Blog Post #10

The Practice of Good Metacognition in the Reflective Process

Hi everyone!

In this week's reading of Reflective Writing and the Revision Process: What Were You Thinking? , author Sandra L. Giles discusses an author's development of self-reflection, as well as its benefits for the author's writing. The article debriefs that the benefits of reflection are that it "helps you to develop your intentions (purpose), figure out your relation to your audience, uncover possible problems with your individual writing processes, set goals for revision, make decisions about language and style, and the list goes on" (4). Generally, this process appears to allow the author to look at their writing in a more objective and general sense, as a reader does when they read another author's writing. In last week's blog post the reading discussed how when our writing is read, the readers don't focus on each sentence, but rather evaluate the reading as a whole. The reflection process allows for us to do that to our own writing. Furthermore, this allows us to identify problems firsthand, and give us the ability to "develop more insight into and control over composing and revising processes" (4). By pulling ourselves away from our writing and viewing it in a more objective sense, this calls for practicing good metacognition. In my AP Psychology class in high school our first assignment was to understand metacognition, as it would help us be successful in the class.
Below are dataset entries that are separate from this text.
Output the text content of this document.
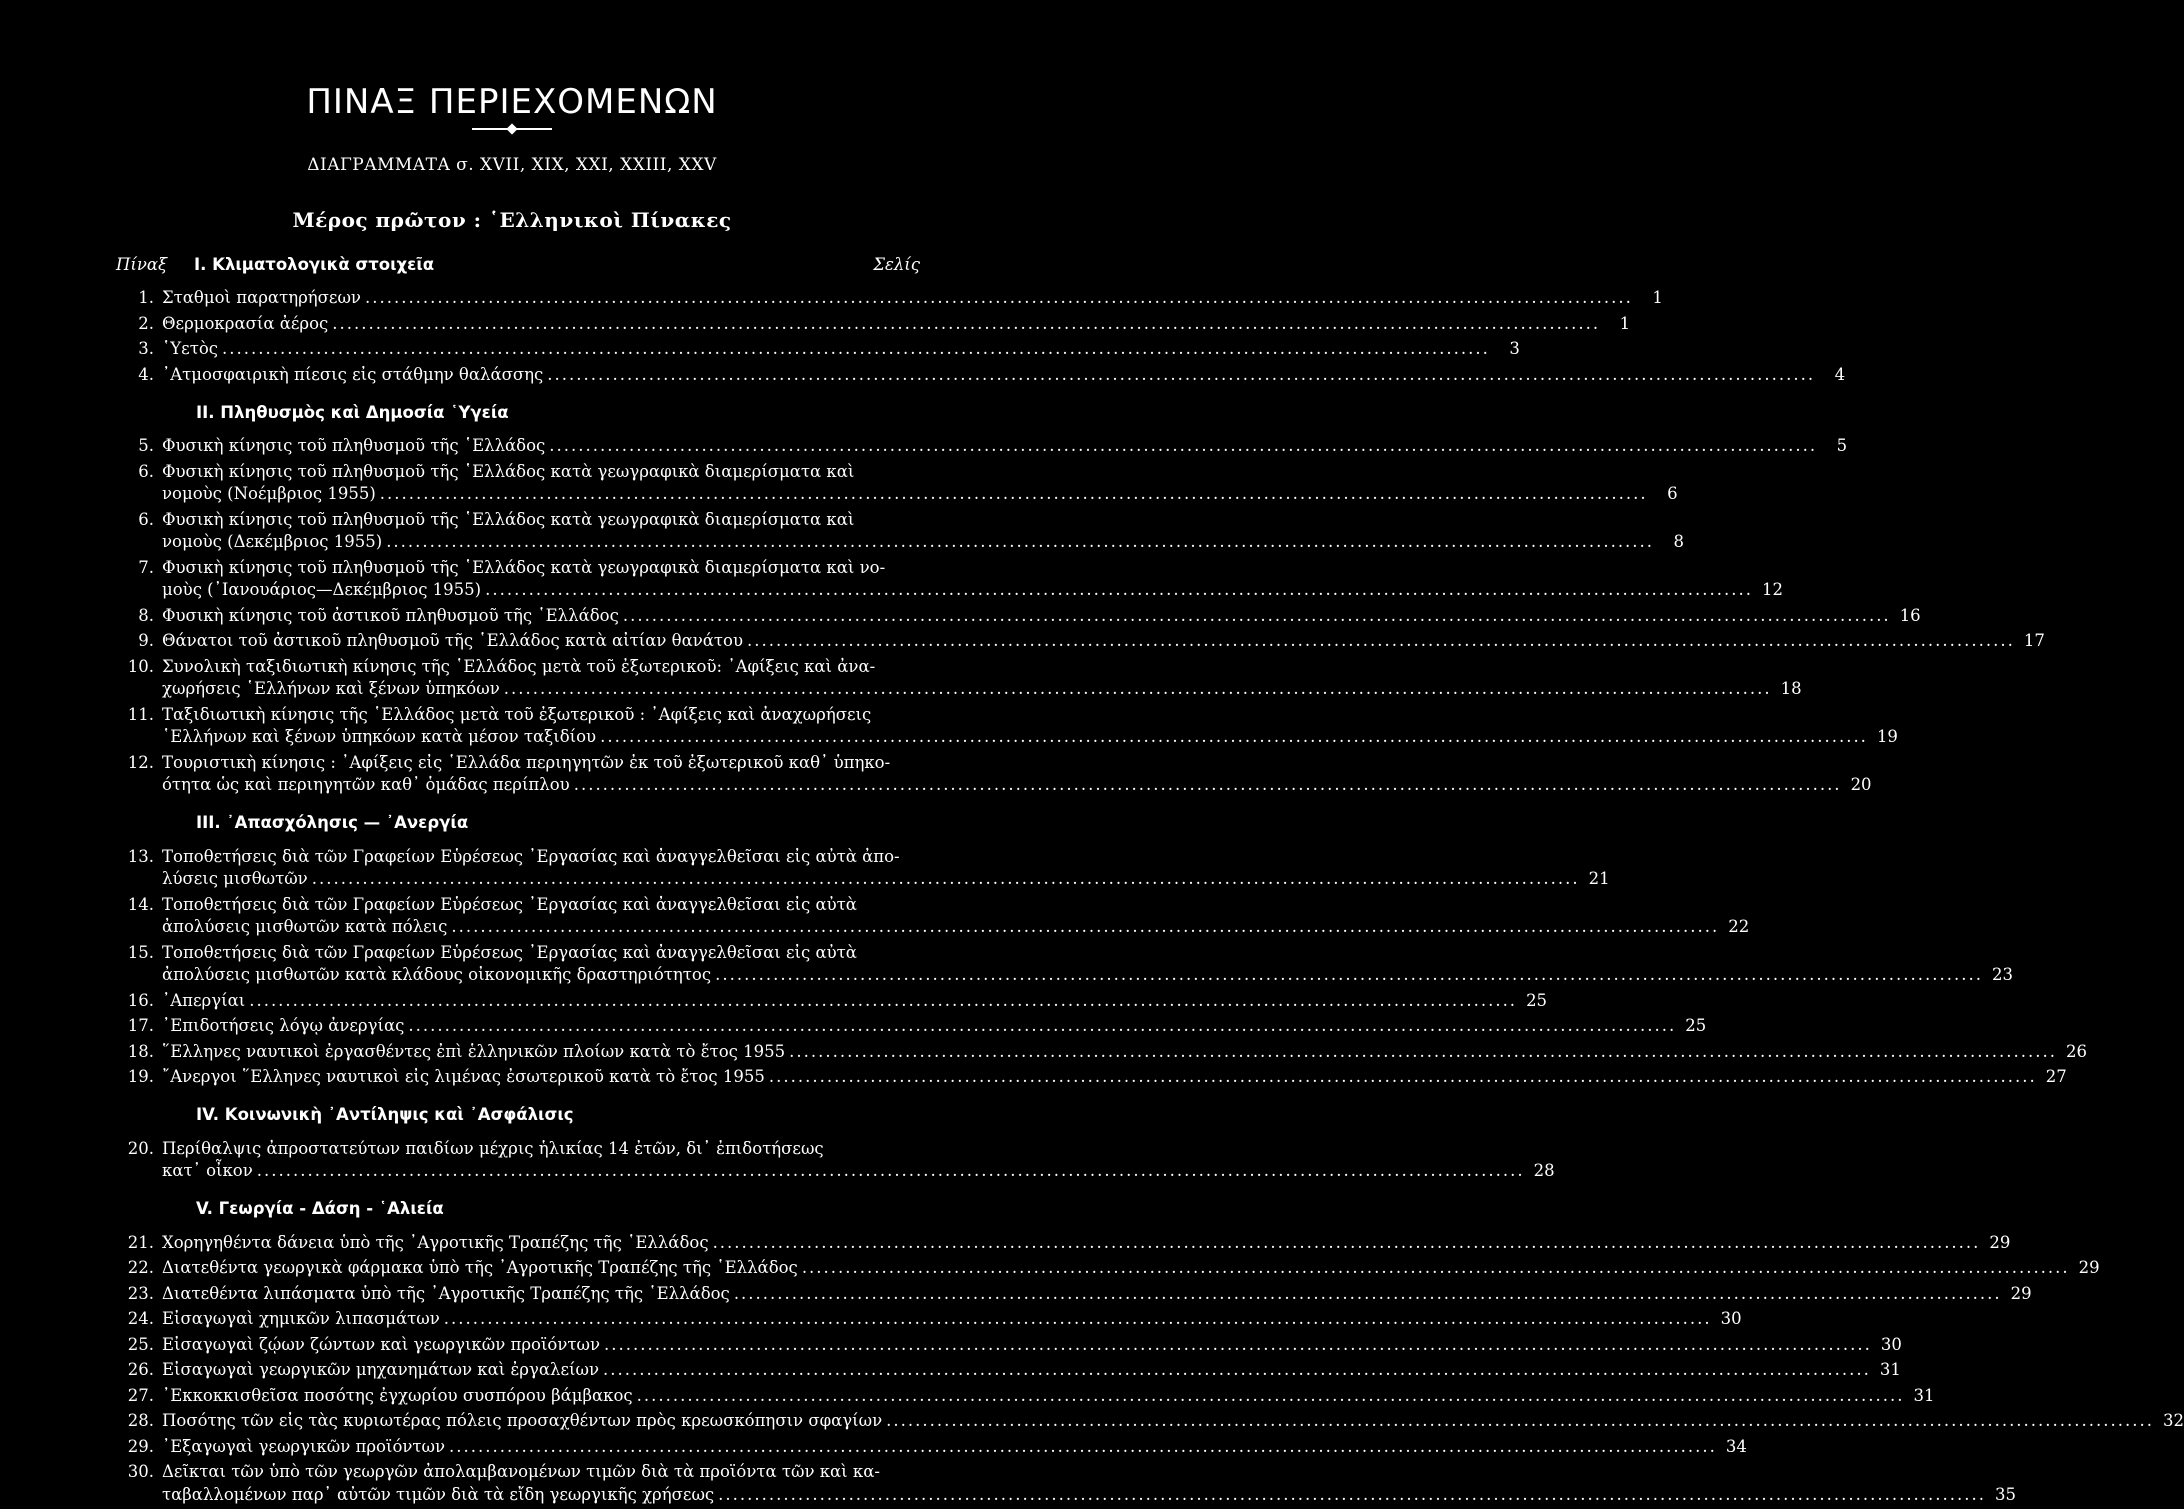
ΠΙΝΑΞ ΠΕΡΙΕΧΟΜΕΝΩΝ
ΔΙΑΓΡΑΜΜΑΤΑ σ. XVII, XIX, XXI, XXIII, XXV
Μέρος πρῶτον : ῾Ελληνικοὶ Πίνακες
Πίναξ	I. Κλιματολογικὰ στοιχεῖα	Σελίς
1. Σταθμοὶ παρατηρήσεων .....	1
2. Θερμοκρασία ἀέρος .....	1
3. ῾Υετὸς .....	3
4. ᾿Ατμοσφαιρικὴ πίεσις εἰς στάθμην θαλάσσης .....	4
II. Πληθυσμὸς καὶ Δημοσία ῾Υγεία
5. Φυσικὴ κίνησις τοῦ πληθυσμοῦ τῆς ῾Ελλάδος .....	5
6. Φυσικὴ κίνησις τοῦ πληθυσμοῦ τῆς ῾Ελλάδος κατὰ γεωγραφικὰ διαμερίσματα καὶ
νομοὺς (Νοέμβριος 1955) .....	6
6. Φυσικὴ κίνησις τοῦ πληθυσμοῦ τῆς ῾Ελλάδος κατὰ γεωγραφικὰ διαμερίσματα καὶ
νομοὺς (Δεκέμβριος 1955) .....	8
7. Φυσικὴ κίνησις τοῦ πληθυσμοῦ τῆς ῾Ελλάδος κατὰ γεωγραφικὰ διαμερίσματα καὶ νο-
μοὺς (᾿Ιανουάριος—Δεκέμβριος 1955) .....	12
8. Φυσικὴ κίνησις τοῦ ἀστικοῦ πληθυσμοῦ τῆς ῾Ελλάδος .....	16
9. Θάνατοι τοῦ ἀστικοῦ πληθυσμοῦ τῆς ῾Ελλάδος κατὰ αἰτίαν θανάτου .....	17
10. Συνολικὴ ταξιδιωτικὴ κίνησις τῆς ῾Ελλάδος μετὰ τοῦ ἐξωτερικοῦ: ᾿Αφίξεις καὶ ἀνα-
χωρήσεις ῾Ελλήνων καὶ ξένων ὑπηκόων .....	18
11. Ταξιδιωτικὴ κίνησις τῆς ῾Ελλάδος μετὰ τοῦ ἐξωτερικοῦ : ᾿Αφίξεις καὶ ἀναχωρήσεις
῾Ελλήνων καὶ ξένων ὑπηκόων κατὰ μέσον ταξιδίου .....	19
12. Τουριστικὴ κίνησις : ᾿Αφίξεις εἰς ῾Ελλάδα περιηγητῶν ἐκ τοῦ ἐξωτερικοῦ καθ᾿ ὑπηκο-
ότητα ὡς καὶ περιηγητῶν καθ᾿ ὁμάδας περίπλου .....	20
III. ᾿Απασχόλησις — ᾿Ανεργία
13. Τοποθετήσεις διὰ τῶν Γραφείων Εὑρέσεως ᾿Εργασίας καὶ ἀναγγελθεῖσαι εἰς αὐτὰ ἀπο-
λύσεις μισθωτῶν .....	21
14. Τοποθετήσεις διὰ τῶν Γραφείων Εὑρέσεως ᾿Εργασίας καὶ ἀναγγελθεῖσαι εἰς αὐτὰ
ἀπολύσεις μισθωτῶν κατὰ πόλεις .....	22
15. Τοποθετήσεις διὰ τῶν Γραφείων Εὑρέσεως ᾿Εργασίας καὶ ἀναγγελθεῖσαι εἰς αὐτὰ
ἀπολύσεις μισθωτῶν κατὰ κλάδους οἰκονομικῆς δραστηριότητος .....	23
16. ᾿Απεργίαι .....	25
17. ᾿Επιδοτήσεις λόγῳ ἀνεργίας .....	25
18. ῞Ελληνες ναυτικοὶ ἐργασθέντες ἐπὶ ἑλληνικῶν πλοίων κατὰ τὸ ἔτος 1955 .....	26
19. ῎Ανεργοι ῞Ελληνες ναυτικοὶ εἰς λιμένας ἐσωτερικοῦ κατὰ τὸ ἔτος 1955 .....	27
IV. Κοινωνικὴ ᾿Αντίληψις καὶ ᾿Ασφάλισις
20. Περίθαλψις ἀπροστατεύτων παιδίων μέχρις ἡλικίας 14 ἐτῶν, δι᾿ ἐπιδοτήσεως
κατ᾿ οἶκον .....	28
V. Γεωργία - Δάση - ῾Αλιεία
21. Χορηγηθέντα δάνεια ὑπὸ τῆς ᾿Αγροτικῆς Τραπέζης τῆς ῾Ελλάδος .....	29
22. Διατεθέντα γεωργικὰ φάρμακα ὑπὸ τῆς ᾿Αγροτικῆς Τραπέζης τῆς ῾Ελλάδος .....	29
23. Διατεθέντα λιπάσματα ὑπὸ τῆς ᾿Αγροτικῆς Τραπέζης τῆς ῾Ελλάδος .....	29
24. Εἰσαγωγαὶ χημικῶν λιπασμάτων .....	30
25. Εἰσαγωγαὶ ζῴων ζώντων καὶ γεωργικῶν προϊόντων .....	30
26. Εἰσαγωγαὶ γεωργικῶν μηχανημάτων καὶ ἐργαλείων .....	31
27. ᾿Εκκοκκισθεῖσα ποσότης ἐγχωρίου συσπόρου βάμβακος .....	31
28. Ποσότης τῶν εἰς τὰς κυριωτέρας πόλεις προσαχθέντων πρὸς κρεωσκόπησιν σφαγίων .....	32
29. ᾿Εξαγωγαὶ γεωργικῶν προϊόντων .....	34
30. Δεῖκται τῶν ὑπὸ τῶν γεωργῶν ἀπολαμβανομένων τιμῶν διὰ τὰ προϊόντα τῶν καὶ κα-
ταβαλλομένων παρ᾿ αὐτῶν τιμῶν διὰ τὰ εἴδη γεωργικῆς χρήσεως .....	35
In this context, metacognition means how well we can assess how prepared we are without believing we understand more than we really do. It sounds confusing, but it generally means how well we can assess ourselves and our thinking, and acknowledge problems that need to be addressed in our writing. I added some memes about metacognition to the left. Moreover, I've added a flowchart of the reflective process which illustrates why metacognition is so important in self-reflection. If we can't understand how we're thinking, it's hard to point out problems in our writing that can be acted on to better our work.